Aussage der Bundesregierung zu „Hetzjagden“ in Chemnitz
der Abgeordneten Fabian Jacobi, Jochen Haug, Thomas Seitz und der Fraktion der AfD
Vorbemerkung
Zu den Geschehnissen in Chemnitz am Abend des 26. August 2018 erklärte die Bundesregierung am 27. August durch ihren Sprecher: „Was gestern in Chemnitz stellenweise zu sehen war, und was ja auch in Videos festgehalten wurde [...] Hetzjagden auf Menschen anderen Aussehens, anderer Herkunft [...] das kann ich für die Bundesregierung sagen, dass wir das auf das schärfste verurteilen.“
Am 28. August äußerte sich die Bundeskanzlerin zum selben Gegenstand so: „Wir haben Videoaufnahmen darüber, dass es Hetzjagden gab“.

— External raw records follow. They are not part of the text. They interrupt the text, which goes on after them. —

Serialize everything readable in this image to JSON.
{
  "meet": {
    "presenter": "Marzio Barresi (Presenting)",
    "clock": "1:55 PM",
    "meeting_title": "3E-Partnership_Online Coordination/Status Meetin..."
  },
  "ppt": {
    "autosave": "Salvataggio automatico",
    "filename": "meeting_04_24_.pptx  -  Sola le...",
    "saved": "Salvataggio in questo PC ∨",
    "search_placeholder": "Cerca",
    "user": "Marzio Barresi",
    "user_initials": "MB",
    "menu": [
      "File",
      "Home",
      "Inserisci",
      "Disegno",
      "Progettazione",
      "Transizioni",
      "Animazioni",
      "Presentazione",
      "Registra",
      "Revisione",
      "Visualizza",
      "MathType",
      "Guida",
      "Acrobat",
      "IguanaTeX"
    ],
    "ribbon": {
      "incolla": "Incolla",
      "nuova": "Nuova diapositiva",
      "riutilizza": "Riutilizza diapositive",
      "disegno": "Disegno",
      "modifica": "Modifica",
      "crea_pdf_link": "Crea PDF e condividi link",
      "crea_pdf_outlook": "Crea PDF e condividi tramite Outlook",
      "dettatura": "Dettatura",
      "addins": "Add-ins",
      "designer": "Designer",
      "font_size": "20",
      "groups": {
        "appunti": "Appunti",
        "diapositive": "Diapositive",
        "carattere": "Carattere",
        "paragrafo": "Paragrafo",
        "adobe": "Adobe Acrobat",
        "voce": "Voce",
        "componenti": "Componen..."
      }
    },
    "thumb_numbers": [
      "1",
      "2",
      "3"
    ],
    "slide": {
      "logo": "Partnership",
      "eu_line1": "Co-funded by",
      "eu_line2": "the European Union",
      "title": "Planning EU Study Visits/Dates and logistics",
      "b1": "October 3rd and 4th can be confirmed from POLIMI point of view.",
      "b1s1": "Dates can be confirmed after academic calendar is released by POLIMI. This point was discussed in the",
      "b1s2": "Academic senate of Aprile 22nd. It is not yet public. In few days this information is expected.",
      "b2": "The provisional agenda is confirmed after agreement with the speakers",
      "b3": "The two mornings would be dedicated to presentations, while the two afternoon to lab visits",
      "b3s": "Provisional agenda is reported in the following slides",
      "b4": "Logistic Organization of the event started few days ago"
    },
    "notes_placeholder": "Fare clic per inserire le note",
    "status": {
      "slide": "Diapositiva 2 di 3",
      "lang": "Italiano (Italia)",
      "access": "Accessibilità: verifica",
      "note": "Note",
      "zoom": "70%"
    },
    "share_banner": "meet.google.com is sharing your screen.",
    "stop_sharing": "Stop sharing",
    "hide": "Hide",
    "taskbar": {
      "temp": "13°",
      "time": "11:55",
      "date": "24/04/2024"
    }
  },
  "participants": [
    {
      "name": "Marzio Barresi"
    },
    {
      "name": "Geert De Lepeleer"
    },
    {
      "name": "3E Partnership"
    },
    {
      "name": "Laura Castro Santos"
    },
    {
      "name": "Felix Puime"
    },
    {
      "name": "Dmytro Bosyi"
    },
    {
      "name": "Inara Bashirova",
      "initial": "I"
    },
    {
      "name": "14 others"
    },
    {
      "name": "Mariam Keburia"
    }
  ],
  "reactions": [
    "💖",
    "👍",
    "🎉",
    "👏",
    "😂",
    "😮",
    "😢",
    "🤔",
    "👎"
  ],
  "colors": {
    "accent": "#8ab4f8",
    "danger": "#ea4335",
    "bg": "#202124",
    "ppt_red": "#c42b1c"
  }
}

Die Aussage, dass es am 26. August in Chemnitz „Hetzjagden“ gegeben habe, wurde von Massenmedien im In- und Ausland aufgegriffen und weltweit verbreitet.
Demgegenüber äußerte der Chefredakteur der örtlichen Zeitung „Freie Presse“, seine Reporter hätten „Hetzjagden“ nicht beobachtet, mehrere Kollegen seien vor Ort gewesen und könnten nichts dergleichen berichten (zitiert nach: www.nordkurier.de/politik-und-wirtschaft/es-gab-in-chemnitz-keine-hetzjagden-3033007508.html).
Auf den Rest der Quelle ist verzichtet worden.